Due to the development, banks have begun notifying their customers via email, announcing changes and adjustments to their interest rate products.

Union Bank disclosed in one of its emails that it has adjusted its interest rate to 8.1% per annum, effective Wednesday, October 1, 2025.

“With the Central Bank of Nigeria’s recent review of the Monetary Policy Rate (MPR) and current realities, the interest rate on our savings account has been adjusted to 8.1% per annum, effective Wednesday, 1st October 2025.

“As your trusted partner, we remain committed to supporting your goals.” Other banks like Access Bank, UBA, Zenith Bank, and other financial institutions are expected to join in announcing new interest rates on their products.

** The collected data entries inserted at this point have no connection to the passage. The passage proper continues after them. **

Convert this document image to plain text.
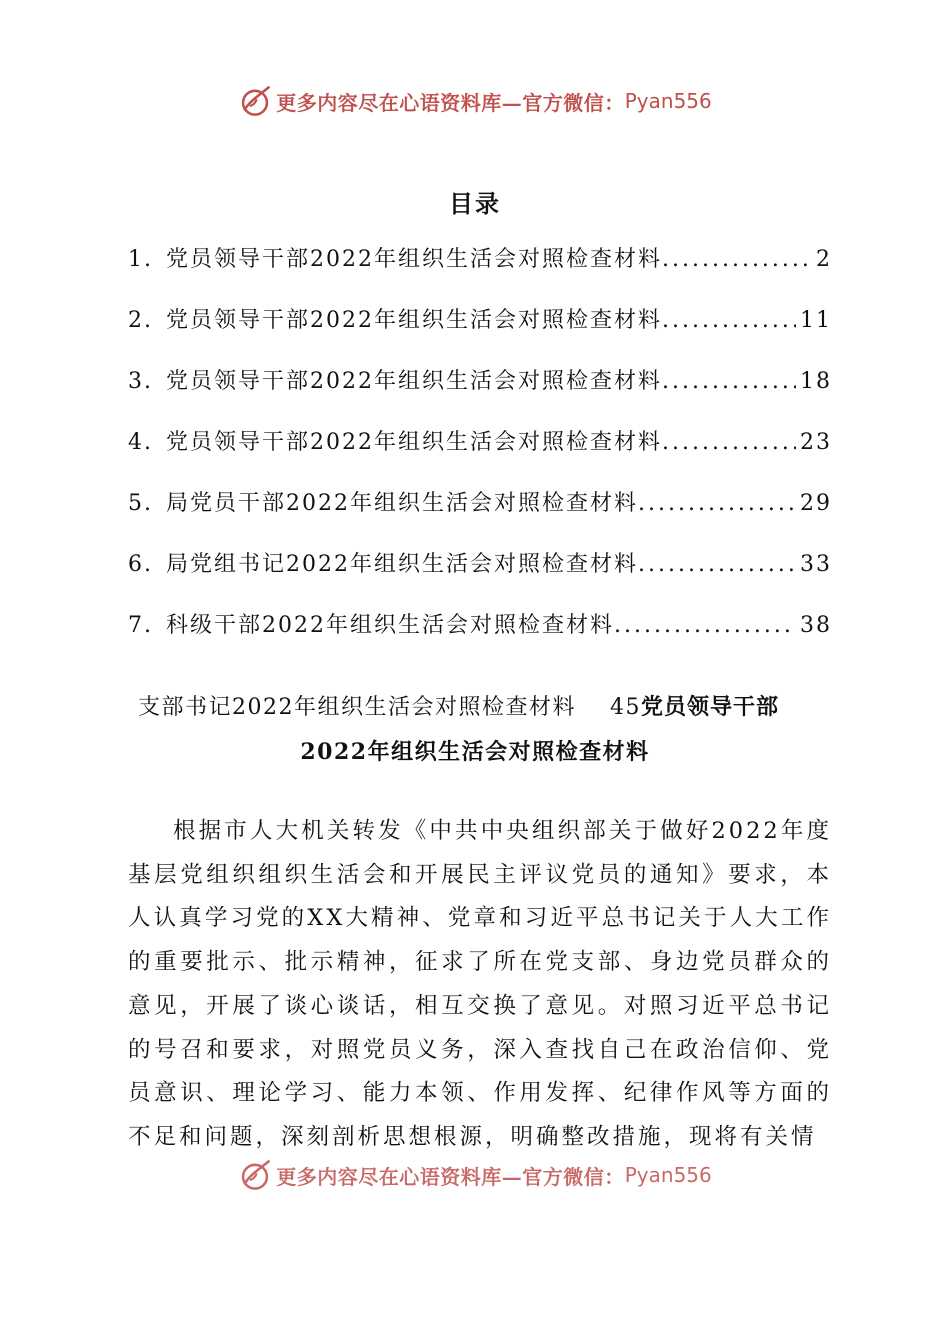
更多内容尽在心语资料库—官方微信： Pyan556
目录
1. 党员领导干部2022年组织生活会对照检查材料 .....	2
2. 党员领导干部2022年组织生活会对照检查材料 .....	11
3. 党员领导干部2022年组织生活会对照检查材料 .....	18
4. 党员领导干部2022年组织生活会对照检查材料 .....	23
5. 局党员干部2022年组织生活会对照检查材料 .....	29
6. 局党组书记2022年组织生活会对照检查材料 .....	33
7. 科级干部2022年组织生活会对照检查材料 .....	38
支部书记2022年组织生活会对照检查材料 45党员领导干部
2022年组织生活会对照检查材料

根据市人大机关转发《中共中央组织部关于做好2022年度基层党组织组织生活会和开展民主评议党员的通知》要求，本人认真学习党的XX大精神、党章和习近平总书记关于人大工作的重要批示、批示精神，征求了所在党支部、身边党员群众的意见，开展了谈心谈话，相互交换了意见。对照习近平总书记的号召和要求，对照党员义务，深入查找自己在政治信仰、党员意识、理论学习、能力本领、作用发挥、纪律作风等方面的不足和问题，深刻剖析思想根源，明确整改措施，现将有关情

更多内容尽在心语资料库—官方微信： Pyan556
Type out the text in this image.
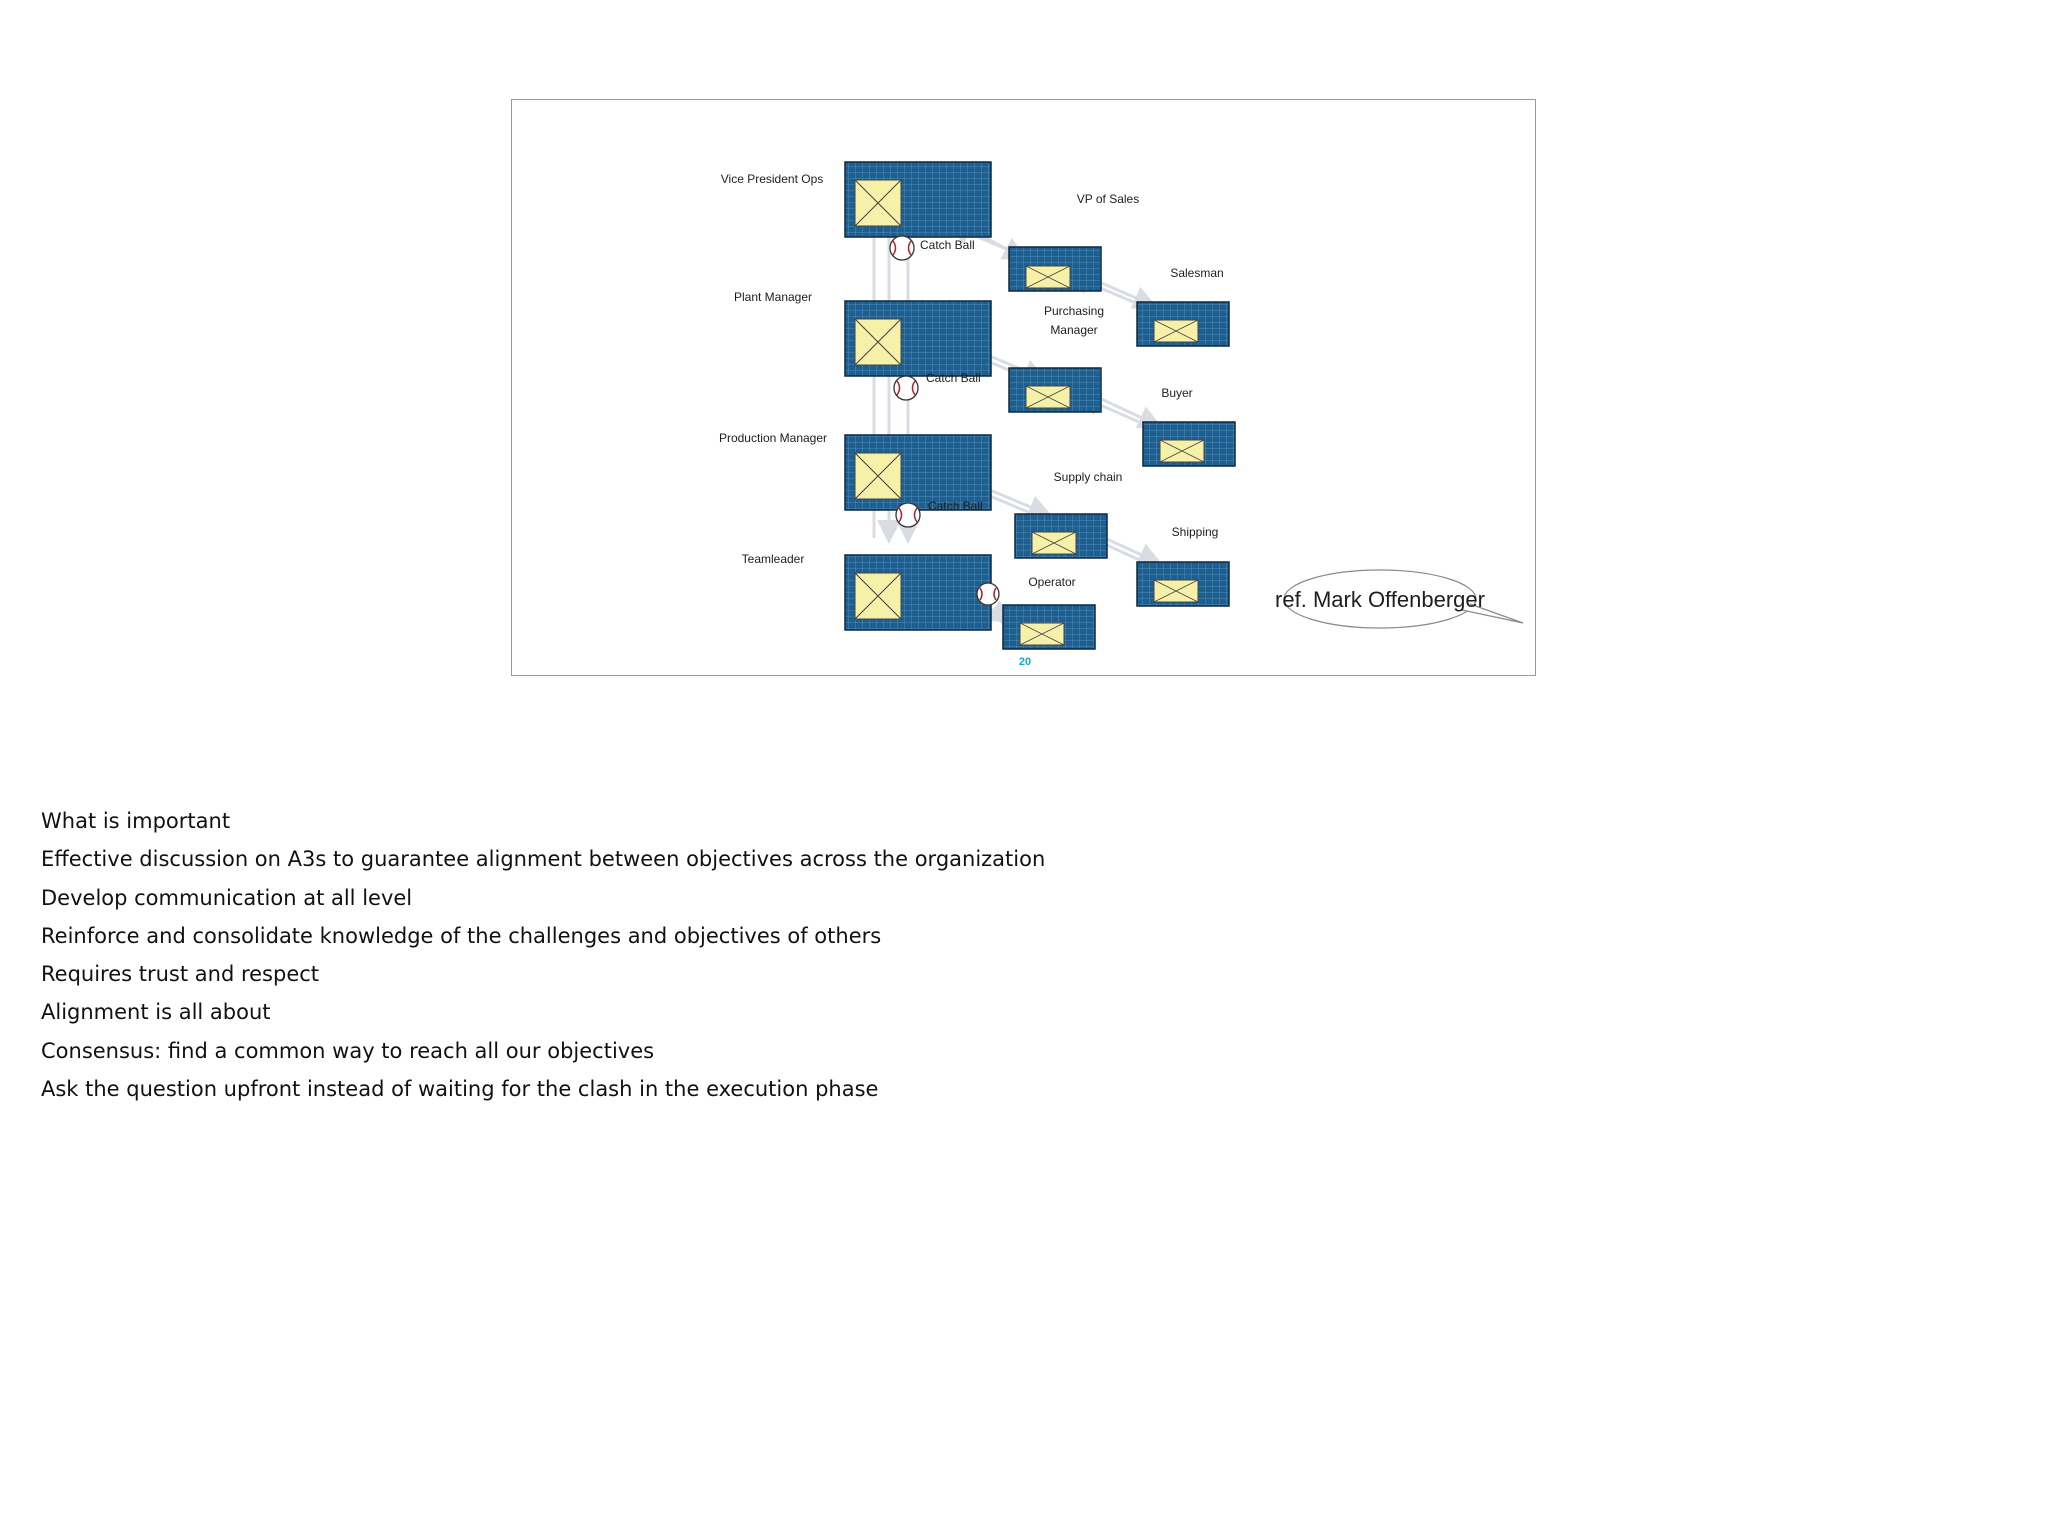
Vice President Ops
Plant Manager
Production Manager
Teamleader
VP of Sales
Salesman
Purchasing
Manager
Buyer
Supply chain
Shipping
Operator
Catch Ball
Catch Ball
Catch Ball
ref. Mark Offenberger
20
What is important
Effective discussion on A3s to guarantee alignment between objectives across the organization
Develop communication at all level
Reinforce and consolidate knowledge of the challenges and objectives of others
Requires trust and respect
Alignment is all about
Consensus: find a common way to reach all our objectives
Ask the question upfront instead of waiting for the clash in the execution phase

Financial analysts disclosed that the CBN mandates banks to pay a minimum interest rate on savings deposits, which must be at least 10% of the MPR.

Analysts note that the CBN mandates that banks pay a minimum interest rate on savings deposits, which must be at least 10% of the MPR.

They say that banks are expected to set interest rates for other local currency loans and advances to align with the MPR.

However, specific rates are negotiable and depend on several factors, such as the customer’s risk profile.

Experts have predicted that commercial banks will begin to lower their interest rates on loans from next year.

Also, other naira-denominated instruments, such as FGN bonds and Treasury Bills, will experience rate cuts.